As a final point, I do hope that progressive debates about the validity and role of labels can move on from an enduring obsession with personal identity. What about politics? Part of why I felt so disconcerted by the reactions when I came out about my neurodivergence was because there was a huge rift between how I was thinking about my diagnosis and how others seemed to believe I was thinking about it. For me it was simple. My workplace told me that without a diagnosis, I couldn’t receive certain support I needed to stay in my job. Because of this experience, I pursued a diagnosis, and as a result, I hope that I will have an easier time receiving the support I need in the future. Having received my diagnosis, I found added benefit in being connected through a common label to other individuals facing similar struggles within our current neoliberal economic structure. I have found a new community, new sources of solidarity, and a collective political project in which to participate – one built through years of effort of other neurodivergent individuals.

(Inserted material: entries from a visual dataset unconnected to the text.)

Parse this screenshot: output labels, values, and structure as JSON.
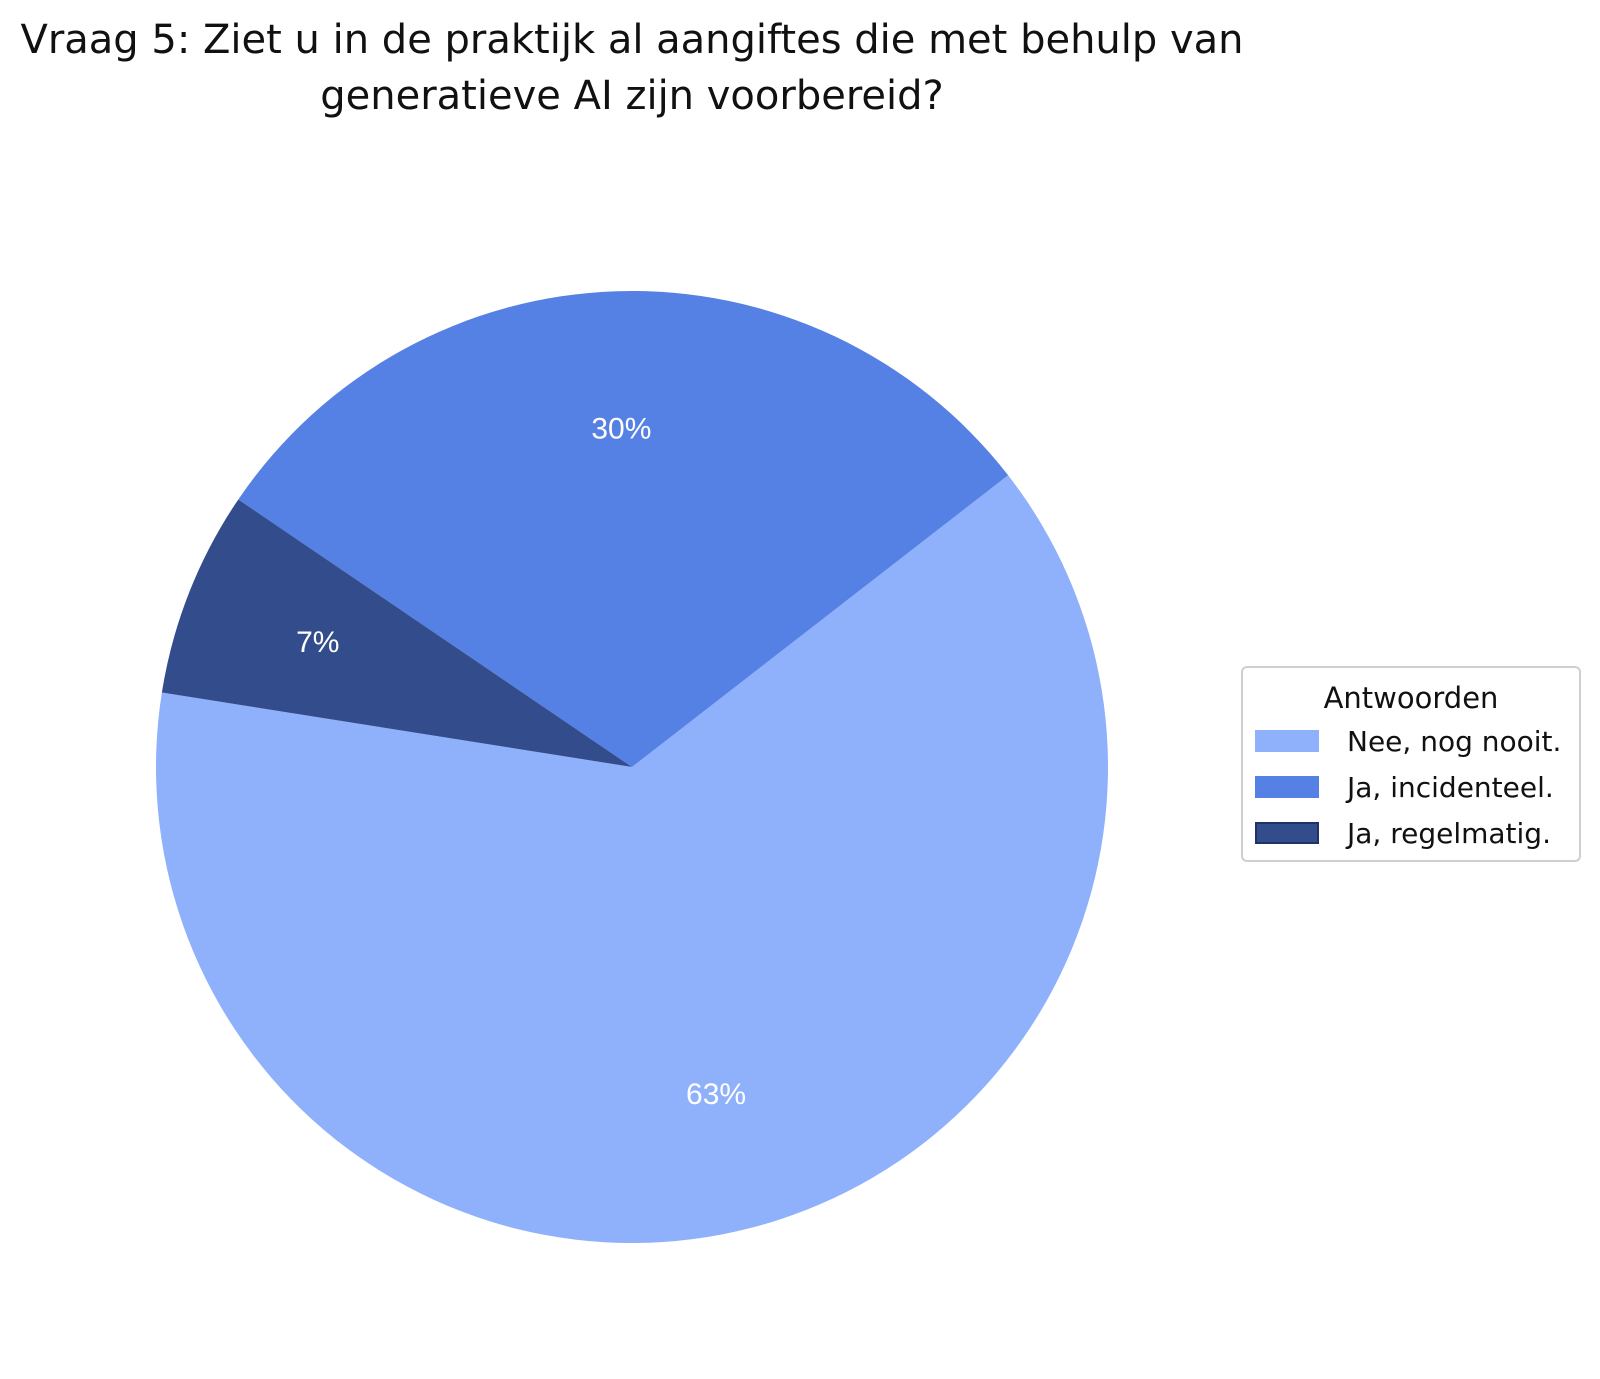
{
  "title": "Vraag 5: Ziet u in de praktijk al aangiftes die met behulp van\ngeneratieve AI zijn voorbereid?",
  "chart_data": {
    "type": "pie",
    "title": "Vraag 5: Ziet u in de praktijk al aangiftes die met behulp van\ngeneratieve AI zijn voorbereid?",
    "slices": [
      {
        "label": "Nee, nog nooit.",
        "value": 63,
        "display": "63%",
        "color": "#8fb0fb"
      },
      {
        "label": "Ja, incidenteel.",
        "value": 30,
        "display": "30%",
        "color": "#5580e4"
      },
      {
        "label": "Ja, regelmatig.",
        "value": 7,
        "display": "7%",
        "color": "#334d8c"
      }
    ],
    "start_angle_deg": 171,
    "direction": "counterclockwise",
    "legend": {
      "title": "Antwoorden",
      "position": "right"
    }
  }
}
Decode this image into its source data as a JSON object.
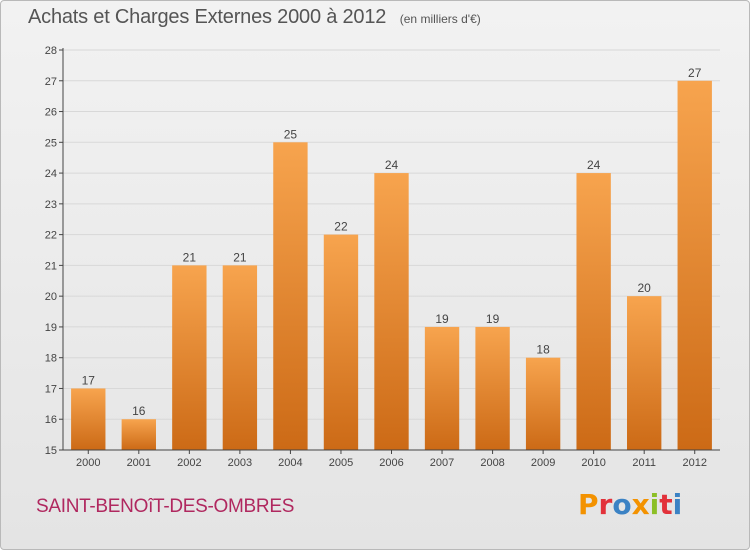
{
  "header": {
    "title": "Achats et Charges Externes 2000 à 2012",
    "unit": "(en milliers d'€)"
  },
  "footer": {
    "commune": "SAINT-BENOîT-DES-OMBRES",
    "logo_text": "Proxiti",
    "logo_colors": [
      "#f39200",
      "#e2313a",
      "#3b82c4",
      "#f39200",
      "#8cbf26",
      "#e2313a",
      "#3b82c4"
    ]
  },
  "colors": {
    "bar_top": "#f7a44e",
    "bar_bottom": "#cc6a16",
    "axis": "#444444",
    "grid": "#d8d8d8",
    "commune": "#b0285f"
  },
  "chart_data": {
    "type": "bar",
    "title": "Achats et Charges Externes 2000 à 2012",
    "subtitle": "(en milliers d'€)",
    "categories": [
      "2000",
      "2001",
      "2002",
      "2003",
      "2004",
      "2005",
      "2006",
      "2007",
      "2008",
      "2009",
      "2010",
      "2011",
      "2012"
    ],
    "values": [
      17,
      16,
      21,
      21,
      25,
      22,
      24,
      19,
      19,
      18,
      24,
      20,
      27
    ],
    "ylim": [
      15,
      28
    ],
    "yticks": [
      15,
      16,
      17,
      18,
      19,
      20,
      21,
      22,
      23,
      24,
      25,
      26,
      27,
      28
    ],
    "grid": true,
    "legend": "none"
  }
}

It is undeniable that many such labels were first developed and applied to neurodivergent individuals to control and ‘other’ them, but through the monumental efforts of these labels’ ‘subjects’, they have become rallying points for collective struggle – struggle intimately linked with the fullness of global struggle to enduring economic and political injustice. I’m tired of talking about what my labels make me think about myself. I want to talk about how we can change the world. I want to talk about how the very real, daily efforts of our present social and political system to undermine and destroy my life based on various aspects of my embodied existence can be named, resisted and overcome.